What is holding up agreement of a debt ceiling increase is obvious. Republicans want to continue to shrink the middle class when they won't allow repeal of the Bush tax breaks. That means they do not understand the most basic economic Law of Supply and Demand applied to macro economic growth. One cannot both shrink the incomes of middle class wage and salary earners (i.e., reduce money in circulation), and require them to pay for the resulting budget deficit (shrinking demand), in other words.
When most wealth is shifted to the highest income brackets via a lower maximum income tax rate for the wealthiest, capital gains, and business tax breaks for investors, while depressing the incomes of ordinary wage and salary earners who generate most economic activity, they take away the main source of deficit reduction, as I have said in past blogs.
Republicans have directly attacked the incomes of ordinary workers in several ways -- by attacking their collective bargaining rights (in Wisconsin and Indiana for starters) and shifting the tax burden to payroll tax payers who are mainly wage and salary earners. The result has been our record budget deficit, which is endangering the U.S. credit rating, and worldwide growth. The Republican stance is fiscally irresponsible, in other words.

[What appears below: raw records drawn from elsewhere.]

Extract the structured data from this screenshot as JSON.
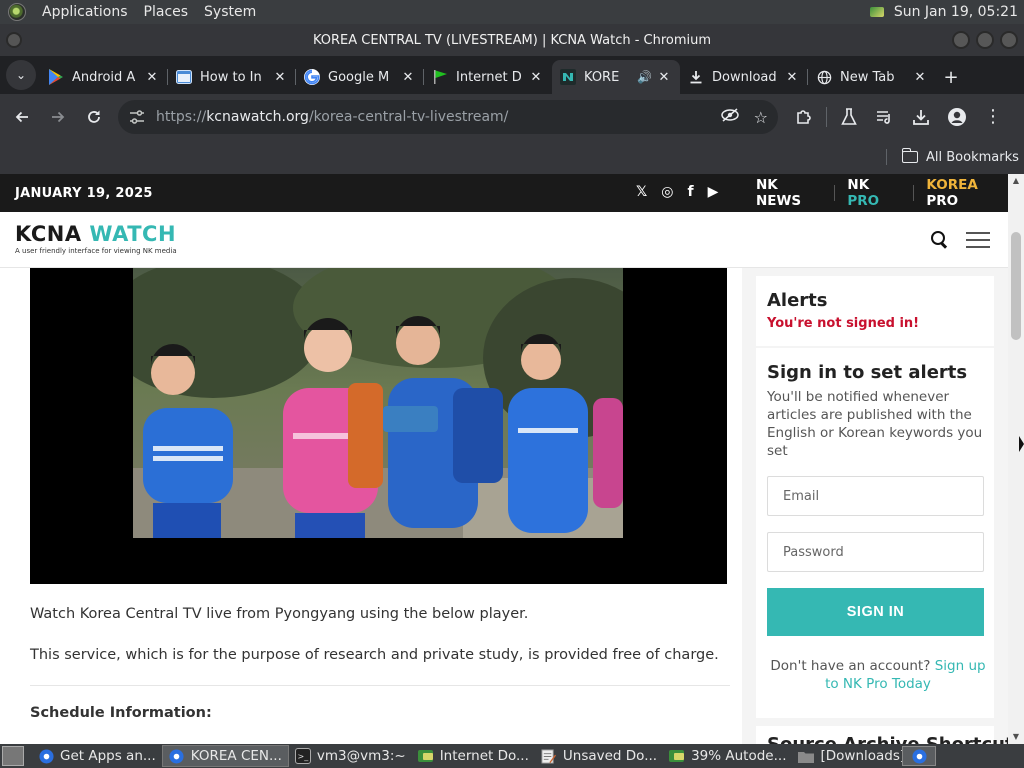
{
  "os_panel": {
    "menus": [
      "Applications",
      "Places",
      "System"
    ],
    "datetime": "Sun Jan 19, 05:21"
  },
  "window": {
    "title": "KOREA CENTRAL TV (LIVESTREAM) | KCNA Watch - Chromium"
  },
  "tabs": [
    {
      "title": "Android A",
      "icon": "play-store-icon",
      "active": false
    },
    {
      "title": "How to In",
      "icon": "browser-page-icon",
      "active": false
    },
    {
      "title": "Google M",
      "icon": "google-icon",
      "active": false
    },
    {
      "title": "Internet D",
      "icon": "green-flag-icon",
      "active": false
    },
    {
      "title": "KORE",
      "icon": "kcna-icon",
      "active": true
    },
    {
      "title": "Download",
      "icon": "download-icon",
      "active": false
    },
    {
      "title": "New Tab",
      "icon": "globe-icon",
      "active": false
    }
  ],
  "toolbar": {
    "url_scheme": "https://",
    "url_host": "kcnawatch.org",
    "url_path": "/korea-central-tv-livestream/"
  },
  "bookmarks": {
    "all_label": "All Bookmarks"
  },
  "site": {
    "date": "JANUARY 19, 2025",
    "social": [
      "𝕏",
      "◎",
      "f",
      "▶"
    ],
    "brands": {
      "nk_news": "NK NEWS",
      "nk_pro_a": "NK",
      "nk_pro_b": "PRO",
      "korea_pro_a": "KOREA",
      "korea_pro_b": "PRO"
    },
    "logo_a": "KCNA",
    "logo_b": "WATCH",
    "logo_tagline": "A user friendly interface for viewing NK media"
  },
  "article": {
    "paragraph_1": "Watch Korea Central TV live from Pyongyang using the below player.",
    "paragraph_2": "This service, which is for the purpose of research and private study, is provided free of charge.",
    "schedule_heading": "Schedule Information:"
  },
  "sidebar": {
    "alerts_title": "Alerts",
    "alerts_warning": "You're not signed in!",
    "signin_title": "Sign in to set alerts",
    "signin_desc": "You'll be notified whenever articles are published with the English or Korean keywords you set",
    "email_placeholder": "Email",
    "password_placeholder": "Password",
    "signin_button": "SIGN IN",
    "signup_prefix": "Don't have an account?",
    "signup_link": "Sign up to NK Pro Today",
    "next_card_title": "Source Archive Shortcuts"
  },
  "taskbar": [
    {
      "label": "Get Apps an...",
      "icon": "chrome-icon",
      "active": false
    },
    {
      "label": "KOREA CEN...",
      "icon": "chrome-icon",
      "active": true
    },
    {
      "label": "vm3@vm3:~",
      "icon": "terminal-icon",
      "active": false
    },
    {
      "label": "Internet Do...",
      "icon": "idm-icon",
      "active": false
    },
    {
      "label": "Unsaved Do...",
      "icon": "text-editor-icon",
      "active": false
    },
    {
      "label": "39% Autode...",
      "icon": "idm-icon",
      "active": false
    },
    {
      "label": "[Downloads]",
      "icon": "folder-icon",
      "active": false
    }
  ],
  "colors": {
    "accent_teal": "#35b8b3",
    "warning_red": "#c8102e",
    "korea_pro_gold": "#f0b43a"
  }
}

There is no legitimate policy or economic theory that excuses such behavior. The Republican mantra that lower taxes puts more money into private pockets didn't put those monies into the pockets of the middle class who has to pay for the result. That is because GW Bush's tax breaks were paid with borrowed money.
The record is clear. Republican have been responsible for most of the historical, as well as the current federal debt, because of their tax cutting obsession. The results of a recent paper by St Louis Fed econs Kevin L. Kliesen and Daniel L. Thornton on the long term federal budget deficit show that U.S. debt initially declined relative to the nation's output from about 94 percent of GDP in 1950 (i.e., WWII) to a trough of about 32 percent of GDP in 1981.
In the early 1980s (during Reagan presidency), however, both actual debt and debt relative to GDP began to rise sharply, reaching 64 percent of GDP in 2007. Then there was a very large increase in the debt as a result of the Great Recession. In just three years (2008-10),the nation's debt increased by about $4.5 trillion to $14 trillion, a 50 percent increase over its 2007 level. The debt relative to GDP rose to 93.2 percent.
The non-partisan Center for Budget & Policy Priorities estimates that just two policies dating from the Bush Administration -- tax cuts and the wars in Iraq and Afghanistan -- accounted for over $500 billion of the $1.4 trillion deficit in 2009 and will account for $7 trillion in deficits in 2009 through 2019, including the associated debt-service costs.
Some 86 percent of working households pay more in payroll taxes than in federal income taxes, says CBPP economists Chuck Marr and Brian Highsmith. In fact, low- and moderate-income (i.e., middle class) people pay a much larger share of their incomes in federal payroll taxes than high-income people do: taxpayers in the bottom 20 percent of the income scale paid an average of 8.8 percent of their incomes in payroll taxes in 2007, compared to just 1.6 percent for taxpayers in the top 1 percent of the income distribution (see Figure 2).
In addition, Congressional Budget Office data show that lower-income households pay a significantly larger share of their incomes in federal excise taxes (levied on goods such as gasoline) than middle- and upper-income households do, according to the CBPP. Diminishing the buying power of working households makes neither economic nor moral sense. It is time to call Republicans on the budget chicanery, before they bring a repeat of 1928.